1. 1

I typically ate from 7:30 am till around 9 pm (dinner between 5-7 and snacked till 9). This week i’ve closed my eating window from 8am till 6pm during the week and am waking up between 12am and 1:30 am with a lot of alertness and an inability to fall back asleep leading to lethargy and resentment of doing this.

I am considering the following and would like advice:

*open the eating window until 8pm for a few days then drop to 7:30pm and then to 7pm and keep it there for a few weeks if I can stay asleep (my goal is to sleep from 9/10pm till 5am)

include lots of fats (poly/mono) and protein in my last meal include fiber (vegetables) in my last meal

Are there any other supplements/suggestions?


  1. You must first login , or register before you can comment.

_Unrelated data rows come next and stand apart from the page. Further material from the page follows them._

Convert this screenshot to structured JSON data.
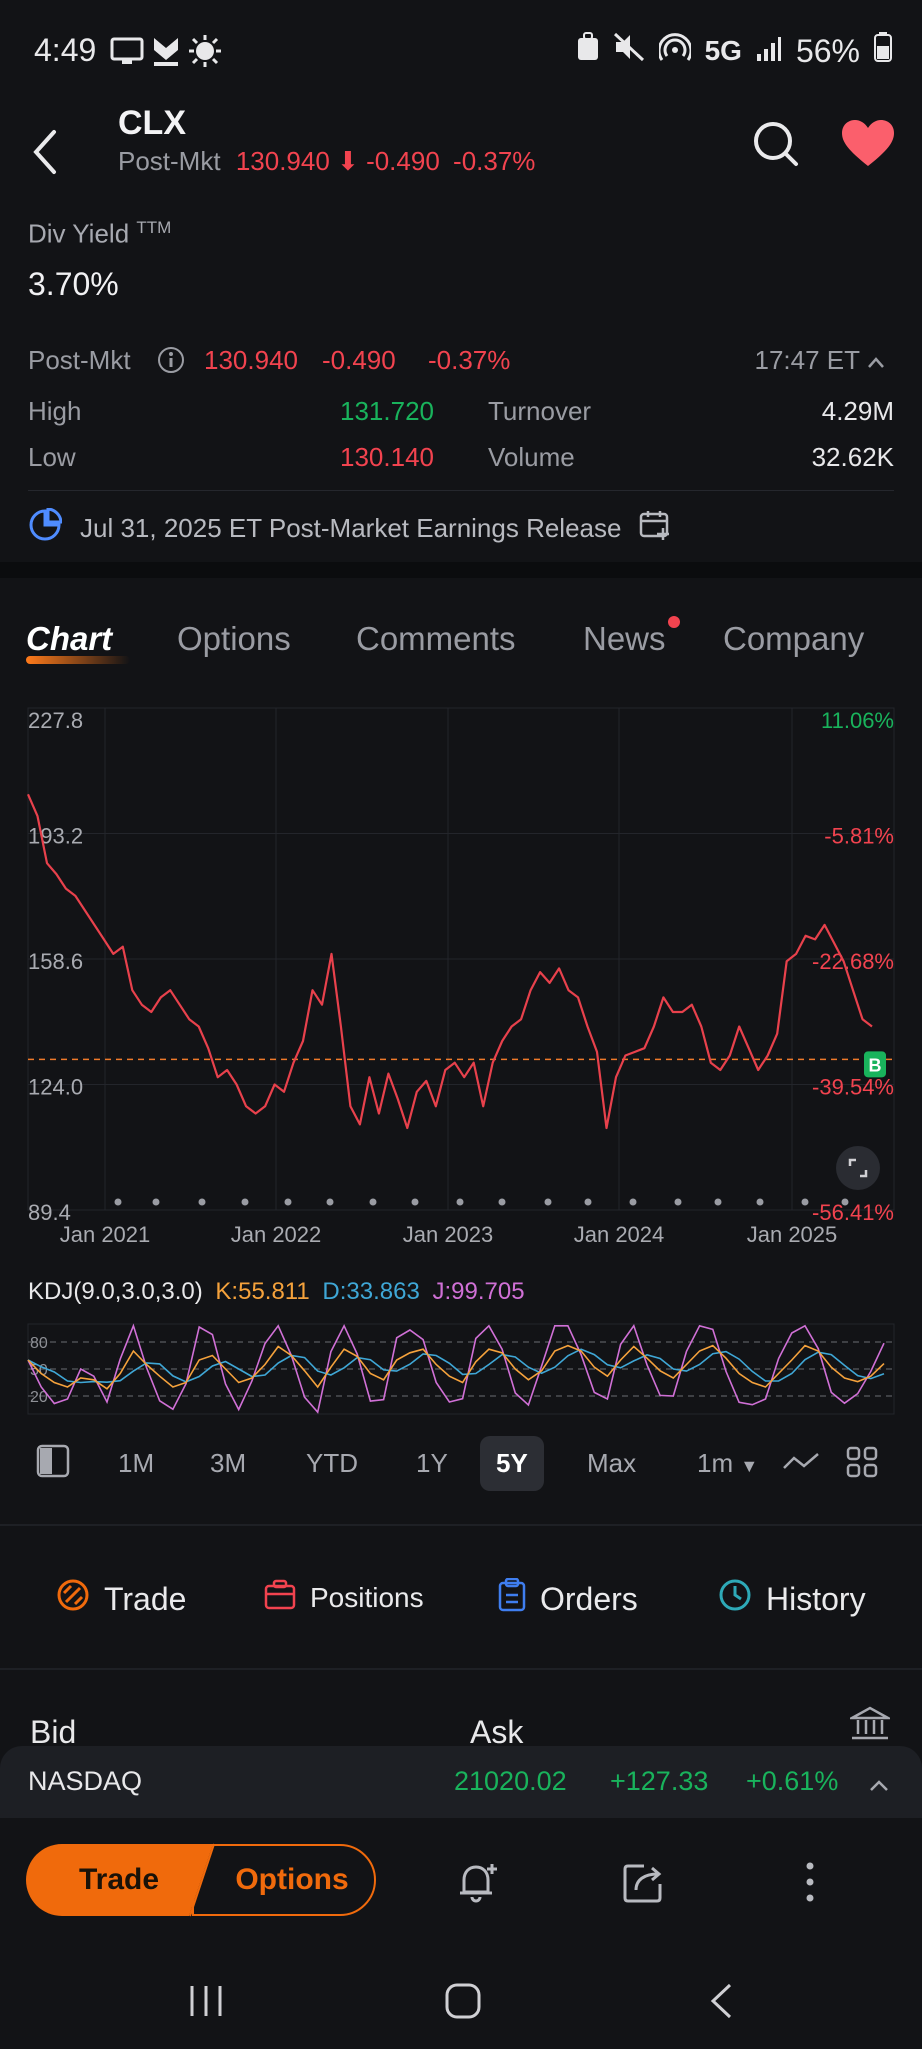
{
  "status_bar": {
    "time": "4:49",
    "network": "5G",
    "battery": "56%"
  },
  "header": {
    "ticker": "CLX",
    "sub_label": "Post-Mkt",
    "price": "130.940",
    "change": "-0.490",
    "change_pct": "-0.37%"
  },
  "div_yield": {
    "label": "Div Yield",
    "suffix": "TTM",
    "value": "3.70%"
  },
  "quote": {
    "post_label": "Post-Mkt",
    "post_price": "130.940",
    "post_change": "-0.490",
    "post_change_pct": "-0.37%",
    "time": "17:47 ET",
    "high_label": "High",
    "high_value": "131.720",
    "low_label": "Low",
    "low_value": "130.140",
    "turnover_label": "Turnover",
    "turnover_value": "4.29M",
    "volume_label": "Volume",
    "volume_value": "32.62K"
  },
  "earnings": {
    "text": "Jul 31, 2025 ET Post-Market Earnings Release"
  },
  "tabs": {
    "chart": "Chart",
    "options": "Options",
    "comments": "Comments",
    "news": "News",
    "company": "Company"
  },
  "chart_data": {
    "type": "line",
    "y_ticks": [
      "227.8",
      "193.2",
      "158.6",
      "124.0",
      "89.4"
    ],
    "y_ticks_right": [
      "11.06%",
      "-5.81%",
      "-22.68%",
      "-39.54%",
      "-56.41%"
    ],
    "x_ticks": [
      "Jan 2021",
      "Jan 2022",
      "Jan 2023",
      "Jan 2024",
      "Jan 2025"
    ],
    "ylim": [
      89.4,
      227.8
    ],
    "reference_line": 130.94,
    "marker_label": "B",
    "series": [
      {
        "color": "#e8414c",
        "values": [
          204,
          198,
          185,
          182,
          178,
          176,
          172,
          168,
          164,
          160,
          162,
          150,
          146,
          144,
          148,
          150,
          146,
          142,
          140,
          134,
          126,
          128,
          124,
          118,
          116,
          118,
          124,
          122,
          130,
          136,
          150,
          146,
          160,
          140,
          118,
          113,
          126,
          116,
          127,
          120,
          112,
          122,
          125,
          118,
          128,
          130,
          126,
          130,
          118,
          130,
          136,
          140,
          142,
          150,
          155,
          152,
          156,
          150,
          148,
          140,
          133,
          112,
          126,
          132,
          133,
          134,
          140,
          148,
          144,
          144,
          146,
          140,
          130,
          128,
          132,
          140,
          134,
          128,
          132,
          138,
          158,
          160,
          165,
          164,
          168,
          163,
          158,
          150,
          142,
          140
        ]
      }
    ],
    "kdj": {
      "label": "KDJ(9.0,3.0,3.0)",
      "k_label": "K:55.811",
      "d_label": "D:33.863",
      "j_label": "J:99.705",
      "levels": [
        "80",
        "50",
        "20"
      ],
      "k_color": "#f5a23c",
      "d_color": "#3fa7d6",
      "j_color": "#d070d6",
      "k_values": [
        60,
        45,
        35,
        30,
        40,
        38,
        28,
        45,
        70,
        55,
        42,
        30,
        35,
        60,
        65,
        50,
        35,
        40,
        55,
        75,
        65,
        48,
        30,
        52,
        72,
        64,
        45,
        38,
        60,
        68,
        72,
        55,
        42,
        35,
        58,
        72,
        68,
        50,
        38,
        48,
        70,
        76,
        70,
        52,
        42,
        60,
        75,
        62,
        48,
        40,
        55,
        70,
        76,
        62,
        45,
        35,
        30,
        45,
        60,
        76,
        70,
        52,
        40,
        36,
        42,
        56
      ]
    }
  },
  "periods": [
    "1M",
    "3M",
    "YTD",
    "1Y",
    "5Y",
    "Max",
    "1m"
  ],
  "selected_period": "5Y",
  "actions": {
    "trade": "Trade",
    "positions": "Positions",
    "orders": "Orders",
    "history": "History"
  },
  "bid_ask": {
    "bid": "Bid",
    "ask": "Ask"
  },
  "index_bar": {
    "name": "NASDAQ",
    "value": "21020.02",
    "change": "+127.33",
    "change_pct": "+0.61%"
  },
  "bottom": {
    "trade": "Trade",
    "options": "Options"
  }
}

    Markdown formatting available

  2. 1

    Two things you may want to try is limiting your exposure to bright and especially blue light in the evenings. The free program F.LUX will let you turn the blue light coming from your computer screen down or if you have Windows 10 it has a built in application ( night light ) to do this. And you may want to try taking a SMALL dose of melatonin right before bed. Notice I said small dose as most experts recommend something in the 1mg or less range as being better than larger doses.

    1. 1

      Benefits of IF/TRE aside, there is some evidence that sleep quality is improved by consuming a small amount of complex carbohydrates near bedtime. But, honestly, the evidence is all over the place. I’m sure genetics plays a large role in this. Given the time of year, have you considered a SAD light? I use one every morning during the work week. There’s a pretty decent evidence base that it improves both seasonal depression scores, as well as sleep quality. Worth a shot.